3. Пытались исключить, но не исключили
Я не успел перекусить и прямо с заседания президиума облсовпрофа поехал обратно в Академгородок на бюро райкома.
Я увидел среди приглашенных заведующую райСЭС Марию Тимофеевну Батычко, начальника УКСа Виктора Яковлевича Каргальцева, Начальника Медсанотдела Нину Владимировну Чепурную, двух заместителей председателя СО АН Бориса Владимировича Белянина и Льва Георгиевича Лаврова, еще ряд руководителей технических служб, подчиненных этим заместителям.
Вел заседание Владимир Потапович Можин, – первый секретарь райкома. Рядом с ним сидели еще два секретаря – Рудольф Григорьевич Яновский и Владимир Ильич Караваев, а также председатель райисполкома Иван Прохорович Мучной. Из членов бюро я запомнил ещё Гурия Ивановича Марчука. Как всегда, на заседании бюро по должности сидели начальник отдела милиции и прокурор района.
И здесь зачитывали справку о том, что случилось. Не знаю, кто ее составлял, но в ней была изложена версия, в соответствии с которой вся ответственность возлагалась на меня.
Мне, как и всем присутствующим на руки была выданы три листка, на которых была отпечатана практически слово в слово эта справка, как констатирующая часть проекта решения, а в самом решении было написано:
«Качана Михаила Самуиловича из партии исключить. Принять к сведению, что облсовпроф освободил его от обязанностей Председателя Объединенного комитета профсоюза СО АН СССР».
– Во как, – подумал я. – Насчет партии, вроде, Горячев не говорил. Или Володя Караваев просто забыл об этом упомянуть.
Я обвел глазами присутствующих. Партийные функционеры, три секретаря райкома будут голосовать, «как партия прикажет». Иван Прохорович Мучной может и не проголосовать, хотя он тоже «солдат партии». Но всё же мы ведь вместе работали в институте гидродинамики.
Про Марчука я ничего не знаю. Ага, вроде бы Борис Владимирович Белянин тоже член бюро. Может и отоспаться за все неприятности, которые я ему доставил своими требованиями. Но вообще-то он человек порядочный.

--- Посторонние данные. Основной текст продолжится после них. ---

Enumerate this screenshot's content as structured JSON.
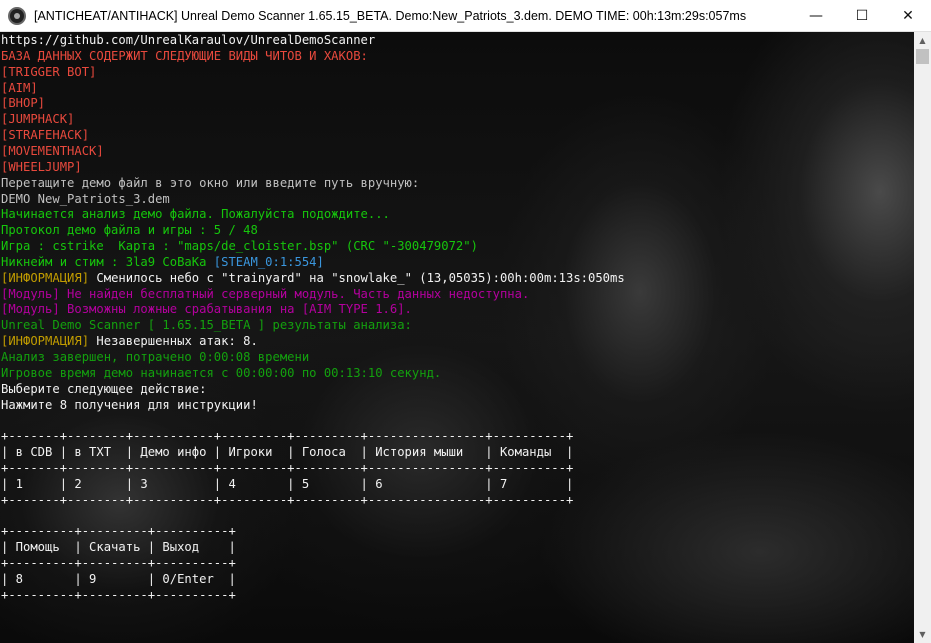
{
  "window": {
    "title": "[ANTICHEAT/ANTIHACK] Unreal Demo Scanner 1.65.15_BETA. Demo:New_Patriots_3.dem. DEMO TIME: 00h:13m:29s:057ms",
    "minimize_glyph": "—",
    "maximize_glyph": "☐",
    "close_glyph": "✕"
  },
  "console": {
    "lines": [
      {
        "segments": [
          {
            "text": "https://github.com/UnrealKaraulov/UnrealDemoScanner",
            "color": "white"
          }
        ]
      },
      {
        "segments": [
          {
            "text": "БАЗА ДАННЫХ СОДЕРЖИТ СЛЕДУЮЩИЕ ВИДЫ ЧИТОВ И ХАКОВ:",
            "color": "red"
          }
        ]
      },
      {
        "segments": [
          {
            "text": "[TRIGGER BOT]",
            "color": "red"
          }
        ]
      },
      {
        "segments": [
          {
            "text": "[AIM]",
            "color": "red"
          }
        ]
      },
      {
        "segments": [
          {
            "text": "[BHOP]",
            "color": "red"
          }
        ]
      },
      {
        "segments": [
          {
            "text": "[JUMPHACK]",
            "color": "red"
          }
        ]
      },
      {
        "segments": [
          {
            "text": "[STRAFEHACK]",
            "color": "red"
          }
        ]
      },
      {
        "segments": [
          {
            "text": "[MOVEMENTHACK]",
            "color": "red"
          }
        ]
      },
      {
        "segments": [
          {
            "text": "[WHEELJUMP]",
            "color": "red"
          }
        ]
      },
      {
        "segments": [
          {
            "text": "Перетащите демо файл в это окно или введите путь вручную:",
            "color": "grey"
          }
        ]
      },
      {
        "segments": [
          {
            "text": "DEMO New_Patriots_3.dem",
            "color": "grey"
          }
        ]
      },
      {
        "segments": [
          {
            "text": "Начинается анализ демо файла. Пожалуйста подождите...",
            "color": "lgreen"
          }
        ]
      },
      {
        "segments": [
          {
            "text": "Протокол демо файла и игры : 5 / 48",
            "color": "lgreen"
          }
        ]
      },
      {
        "segments": [
          {
            "text": "Игра : cstrike  Карта : \"maps/de_cloister.bsp\" (CRC \"-300479072\")",
            "color": "lgreen"
          }
        ]
      },
      {
        "segments": [
          {
            "text": "Никнейм и стим : 3la9 CoBaKa ",
            "color": "lgreen"
          },
          {
            "text": "[STEAM_0:1:554]",
            "color": "cyan"
          }
        ]
      },
      {
        "segments": [
          {
            "text": "[ИНФОРМАЦИЯ]",
            "color": "yellow"
          },
          {
            "text": " Сменилось небо с \"trainyard\" на \"snowlake_\" (13,05035):00h:00m:13s:050ms",
            "color": "white"
          }
        ]
      },
      {
        "segments": [
          {
            "text": "[Модуль] Не найден бесплатный серверный модуль. Часть данных недоступна.",
            "color": "magenta"
          }
        ]
      },
      {
        "segments": [
          {
            "text": "[Модуль] Возможны ложные срабатывания на [AIM TYPE 1.6].",
            "color": "magenta"
          }
        ]
      },
      {
        "segments": [
          {
            "text": "Unreal Demo Scanner [ 1.65.15_BETA ] результаты анализа:",
            "color": "dgreen"
          }
        ]
      },
      {
        "segments": [
          {
            "text": "[ИНФОРМАЦИЯ]",
            "color": "yellow"
          },
          {
            "text": " Незавершенных атак: 8.",
            "color": "white"
          }
        ]
      },
      {
        "segments": [
          {
            "text": "Анализ завершен, потрачено 0:00:08 времени",
            "color": "dgreen"
          }
        ]
      },
      {
        "segments": [
          {
            "text": "Игровое время демо начинается с 00:00:00 по 00:13:10 секунд.",
            "color": "dgreen"
          }
        ]
      },
      {
        "segments": [
          {
            "text": "Выберите следующее действие:",
            "color": "white"
          }
        ]
      },
      {
        "segments": [
          {
            "text": "Нажмите 8 получения для инструкции!",
            "color": "white"
          }
        ]
      },
      {
        "segments": [
          {
            "text": "",
            "color": "white"
          }
        ]
      },
      {
        "segments": [
          {
            "text": "+-------+--------+-----------+---------+---------+----------------+----------+",
            "color": "white"
          }
        ]
      },
      {
        "segments": [
          {
            "text": "| в CDB | в TXT  | Демо инфо | Игроки  | Голоса  | История мыши   | Команды  |",
            "color": "white"
          }
        ]
      },
      {
        "segments": [
          {
            "text": "+-------+--------+-----------+---------+---------+----------------+----------+",
            "color": "white"
          }
        ]
      },
      {
        "segments": [
          {
            "text": "| 1     | 2      | 3         | 4       | 5       | 6              | 7        |",
            "color": "white"
          }
        ]
      },
      {
        "segments": [
          {
            "text": "+-------+--------+-----------+---------+---------+----------------+----------+",
            "color": "white"
          }
        ]
      },
      {
        "segments": [
          {
            "text": "",
            "color": "white"
          }
        ]
      },
      {
        "segments": [
          {
            "text": "+---------+---------+----------+",
            "color": "white"
          }
        ]
      },
      {
        "segments": [
          {
            "text": "| Помощь  | Скачать | Выход    |",
            "color": "white"
          }
        ]
      },
      {
        "segments": [
          {
            "text": "+---------+---------+----------+",
            "color": "white"
          }
        ]
      },
      {
        "segments": [
          {
            "text": "| 8       | 9       | 0/Enter  |",
            "color": "white"
          }
        ]
      },
      {
        "segments": [
          {
            "text": "+---------+---------+----------+",
            "color": "white"
          }
        ]
      }
    ]
  },
  "scrollbar": {
    "up_glyph": "▲",
    "down_glyph": "▼"
  }
}
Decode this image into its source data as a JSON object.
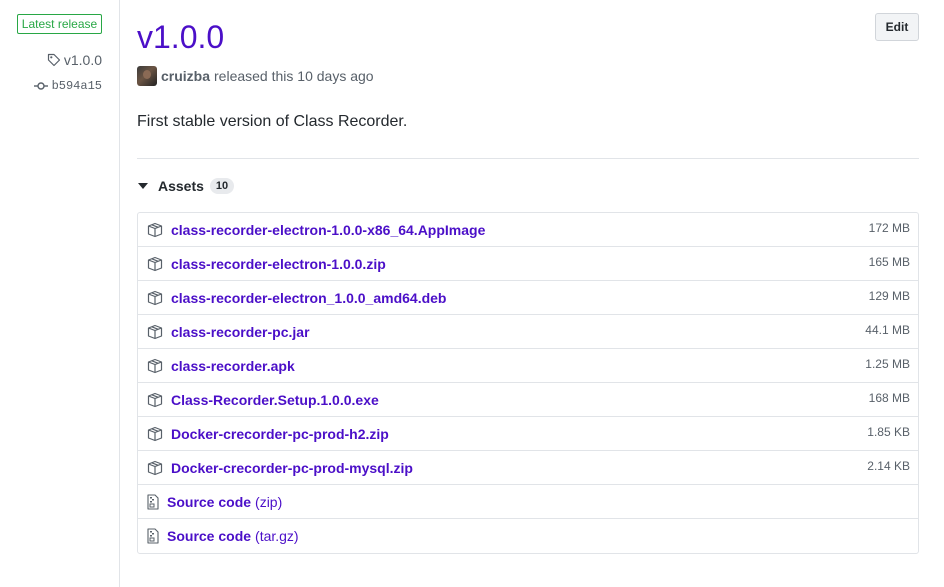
{
  "meta": {
    "latest_badge": "Latest release",
    "tag": "v1.0.0",
    "commit": "b594a15"
  },
  "release": {
    "title": "v1.0.0",
    "edit_label": "Edit",
    "author": "cruizba",
    "released_text": "released this 10 days ago",
    "body": "First stable version of Class Recorder."
  },
  "assets": {
    "header": "Assets",
    "count": "10",
    "items": [
      {
        "name": "class-recorder-electron-1.0.0-x86_64.AppImage",
        "size": "172 MB"
      },
      {
        "name": "class-recorder-electron-1.0.0.zip",
        "size": "165 MB"
      },
      {
        "name": "class-recorder-electron_1.0.0_amd64.deb",
        "size": "129 MB"
      },
      {
        "name": "class-recorder-pc.jar",
        "size": "44.1 MB"
      },
      {
        "name": "class-recorder.apk",
        "size": "1.25 MB"
      },
      {
        "name": "Class-Recorder.Setup.1.0.0.exe",
        "size": "168 MB"
      },
      {
        "name": "Docker-crecorder-pc-prod-h2.zip",
        "size": "1.85 KB"
      },
      {
        "name": "Docker-crecorder-pc-prod-mysql.zip",
        "size": "2.14 KB"
      }
    ],
    "sources": [
      {
        "label": "Source code",
        "ext": "(zip)"
      },
      {
        "label": "Source code",
        "ext": "(tar.gz)"
      }
    ]
  },
  "colors": {
    "link": "#4b0fc8",
    "badge_green": "#28a745",
    "muted": "#586069"
  },
  "icons": {
    "tag": "tag-icon",
    "commit": "git-commit-icon",
    "asset": "package-icon",
    "source": "file-zip-icon",
    "caret": "triangle-down-icon"
  }
}
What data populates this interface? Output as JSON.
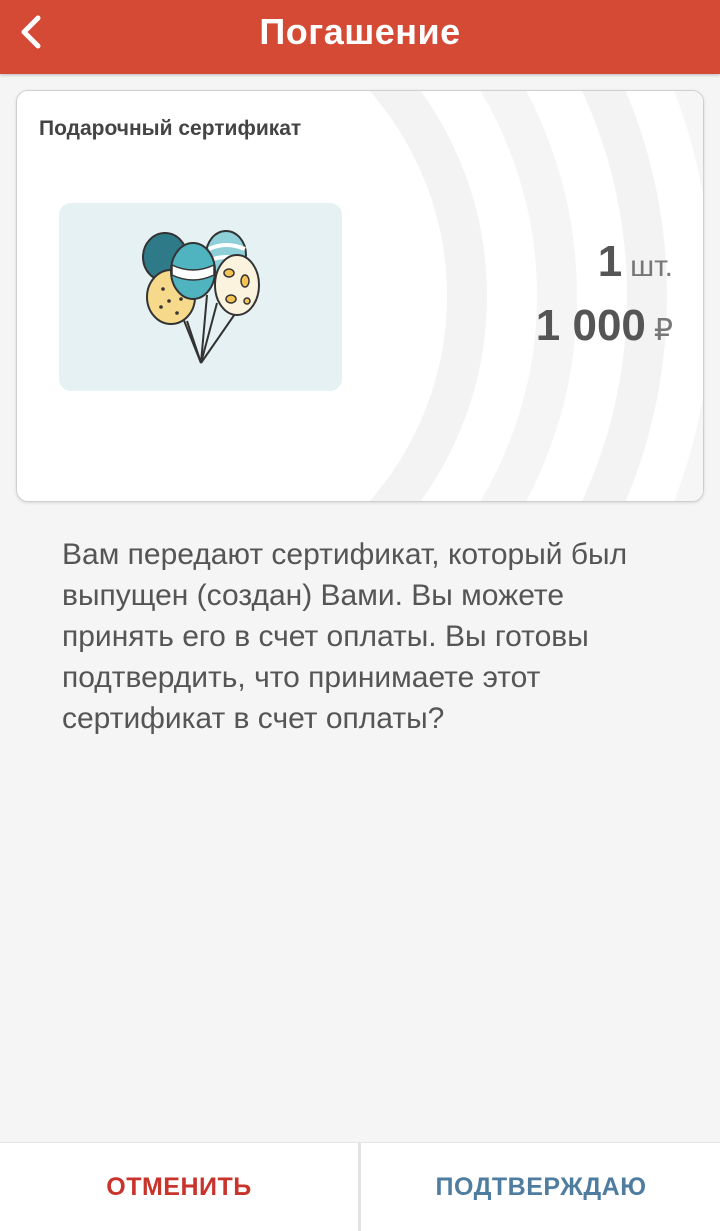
{
  "header": {
    "title": "Погашение",
    "back_icon": "chevron-left-icon",
    "color": "#d44a34"
  },
  "card": {
    "title": "Подарочный сертификат",
    "image_icon": "balloons-icon",
    "quantity": "1",
    "quantity_unit": "шт.",
    "amount": "1 000",
    "currency": "₽"
  },
  "message": "Вам передают сертификат, который был выпущен (создан) Вами. Вы можете принять его в счет оплаты. Вы готовы подтвердить, что принимаете этот сертификат в счет оплаты?",
  "footer": {
    "cancel_label": "ОТМЕНИТЬ",
    "confirm_label": "ПОДТВЕРЖДАЮ",
    "cancel_color": "#c8332b",
    "confirm_color": "#4f7da0"
  }
}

Я уж не говорю про Лаврова и Каргальцева. По-моему, я со своими требованиями по устранению недоделок сижу у них в печёнках. Удобный момент избавиться от меня навсегда. Правда, они не члены бюро райкома и не голосуют.
Кроме этих людей, здесь сидели инструкторы райкома партии и какие-то неизвестные мне люди. Скорее всего, из горкома и обкома партии, инструкторы, наверное. Пришли посмотреть и доложить наверх. Был здесь и прокурор района, и начальник отдела милиции.
Первой дали слово главврачу райСЭС Марии Тимофеевне Батычко. И опять она начала нести какую-то чепуху. Когда она закончила, Виктор Яковлевич Каргальцев, любивший полную ясность, спросил ее, слегка горячась:
– Так я Вас так и не понял – Вы подписали акт об открытии лагеря или нет?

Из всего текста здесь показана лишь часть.